Lorsque son ferry s'immoblisa enfin à l'extrémité du quai principal du petit port pittoresque de l'île de Mankana, Eileen était encore accoudée sur le pont de l'embarcation, à contempler l'immense océan turquoise qu'elle venait de traverser au prix d'une croisière qui, bien qu'agréable et réconfortante, lui avait coûté près d'une semaine d'inactivité, au cours de laquelle elle avait passé son temps à rêvasser et à somnoler au soleil, sans véritablement se soucier des impératifs de son métier : c'est pourquoi la jeune chanteuse avait pris quelques jours auparavant la résolution de commencer à travailler son nouvel album dès son arrivée sur son lieu de villégiature, afin de récupérer le temps perdu. Toutefois, en admirant le paysage idyllique face auquel elle venait d'accoster, l'irlandaise comprit presque immédiatement qu'elle ne tiendrait pas la promesse de dur labeur à laquelle elle s'était pourtant sincèrement promise de se tenir : sous ses yeux émerveillés, des vagues éphémères couronnées d'écumes naissaient aux alentours de la coque au dessus de laquelle elle se trouvait et se dispersaient en ondes étoilées dans un horizon infini qui mêlaient indifféremment ciel et mer au sein d'un même ton bleuté, des plages de sable fin mordorées s'étendaient comme des langues de feu sur des dizaines de kilomètres de part et d'autre de la baie où son bateau se trouvait amarré, et il lui sembla l'espace d'un instant que les arbres exotiques aux feuilles torsadées qui bordaient la côte inclinaient leurs troncs multicolores dans sa direction.

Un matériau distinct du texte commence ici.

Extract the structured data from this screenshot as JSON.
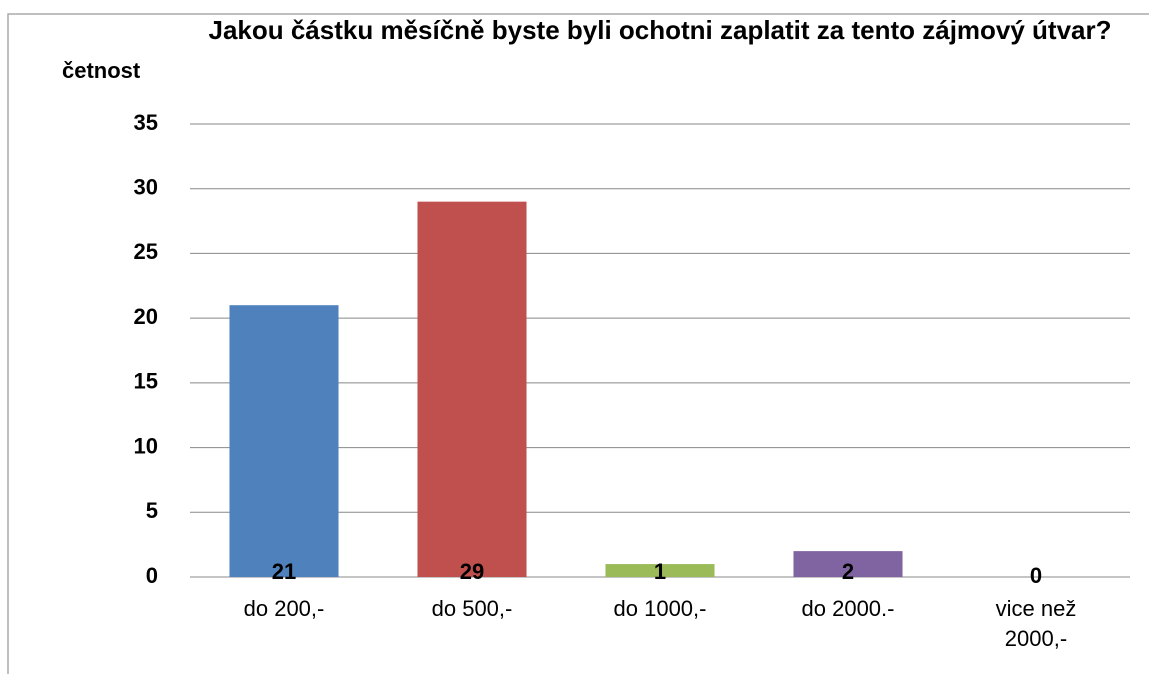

"Mademoiselle... excusez-moi, vous êtes la dernière passagère, ce navire doit repartir d'ici peu, si vous vouliez bien descendre, vos bagages vous attendent sur le quai..."
La jeune femme, après s'être excusée auprès du membre de l'équipage qui venait de lui faire cette brève remarque, gagna rapidement la passerelle qui faisait le lien entre le navire et la terre ferme. Sitôt descendue sur le quai, elle décida de faire porter ses valises à son logement, afin de demeurer seule sur le front de mer, et de profiter du parfum estival et iodé qui l'entourait tout entière depuis son arrivée : en effet, au plus profond d'elle-même, la jeune chanteuse éprouvait le besoin, aussi inexplicable qu'inexprimable, de sentir la bise légère en provenance du large battre ses tempes, et d'éprouver son souffle apaisant entre les fils bouclés de ses longs cheveux blonds détachés.